Elle rappelle d’ailleurs que depuis 2010, des observateurs nationaux et internationaux font état des insuffisances du code électoral.

« Depuis 2010 on dit qu’il y a des problèmes avec le code électoral. En l’état actuel, personne n’a violé la loi par ce que les accords ne sont pas appliqués » explique Fatou Baldé.

Toute fois, la militante de la société civile soutient qu’aucune loi n’a été pour le moment violée.

« En l’état actuel des choses, les accord sont signés et déposés. Aucun acte n’est posé qui viole la loi. C’est si nous partions à des élections sans avoir conformer le code électoral, qu’il y a problème et là c’est une violation flagrante de la loi. Et les organisations de la société civile que nous sommes, nous nous opposons catégoriquement à toute forme de violation de la loi ».

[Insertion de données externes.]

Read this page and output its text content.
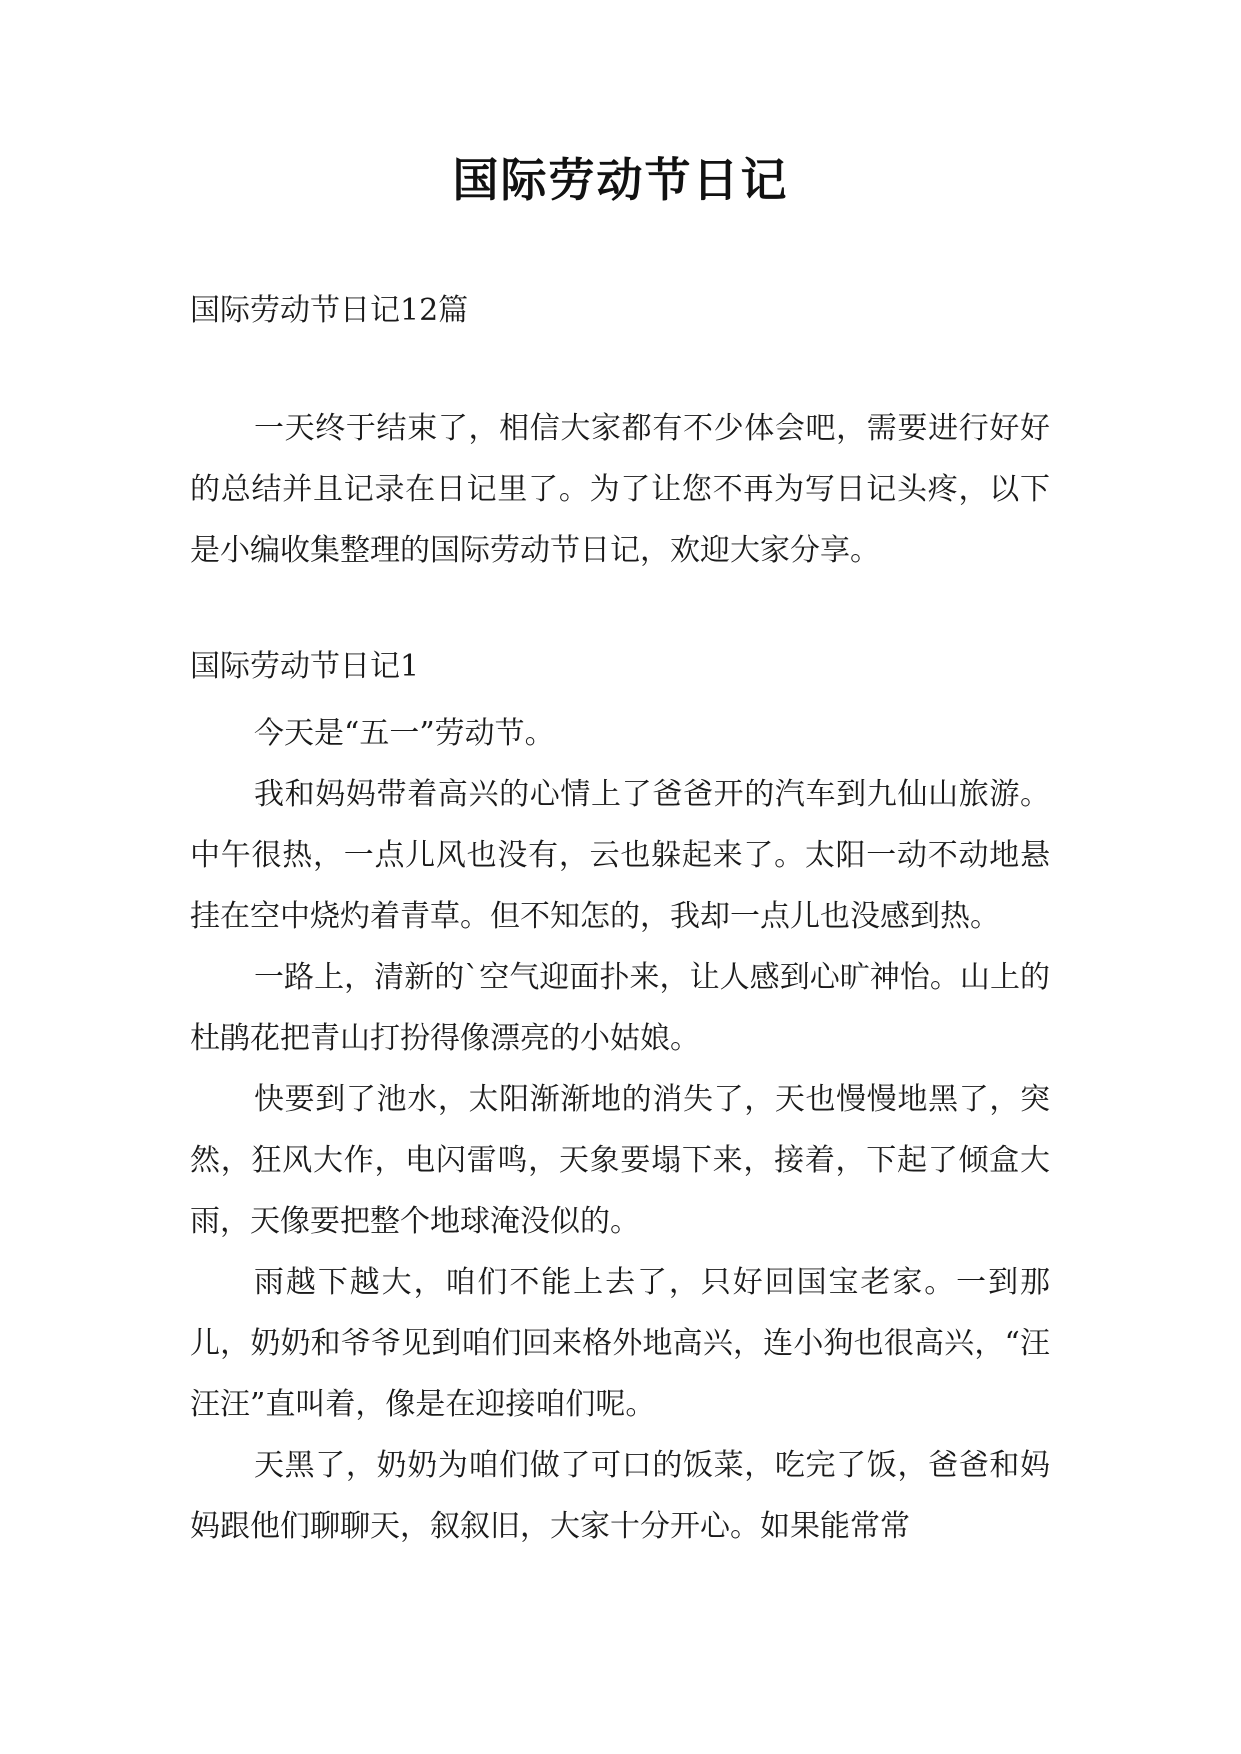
国际劳动节日记

国际劳动节日记12篇

一天终于结束了，相信大家都有不少体会吧，需要进行好好的总结并且记录在日记里了。为了让您不再为写日记头疼，以下是小编收集整理的国际劳动节日记，欢迎大家分享。

国际劳动节日记1

今天是“五一”劳动节。

我和妈妈带着高兴的心情上了爸爸开的汽车到九仙山旅游。中午很热，一点儿风也没有，云也躲起来了。太阳一动不动地悬挂在空中烧灼着青草。但不知怎的，我却一点儿也没感到热。

一路上，清新的`空气迎面扑来，让人感到心旷神怡。山上的杜鹃花把青山打扮得像漂亮的小姑娘。

快要到了池水，太阳渐渐地的消失了，天也慢慢地黑了，突然，狂风大作，电闪雷鸣，天象要塌下来，接着，下起了倾盒大雨，天像要把整个地球淹没似的。

雨越下越大，咱们不能上去了，只好回国宝老家。一到那儿，奶奶和爷爷见到咱们回来格外地高兴，连小狗也很高兴，“汪汪汪”直叫着，像是在迎接咱们呢。

天黑了，奶奶为咱们做了可口的饭菜，吃完了饭，爸爸和妈妈跟他们聊聊天，叙叙旧，大家十分开心。如果能常常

Et d’ajouter: « lorsque nous avons dit qu’il faut organiser les élections de la base au sommet, nous avons fait une proposition de transition à l’époque, il y a eut des problème. D’une transition nous sommes tombés dans une autre. Nous sommes partis prendre la déclaration intra putschiste entre Dadis et Sékouba Konaté qu’on a appelé accord de Ouagadougou. On est venu inverser la pyramide. La presse était là, la société civile était là. Tellement qu’on était pressé de chasser les militaires, on a pas ouvert les yeux. A l’époque aussi s’était au nom de la paix. Donc lorsqu’on inverse les choses, voilà les conséquences » conclut Fatou Baldé.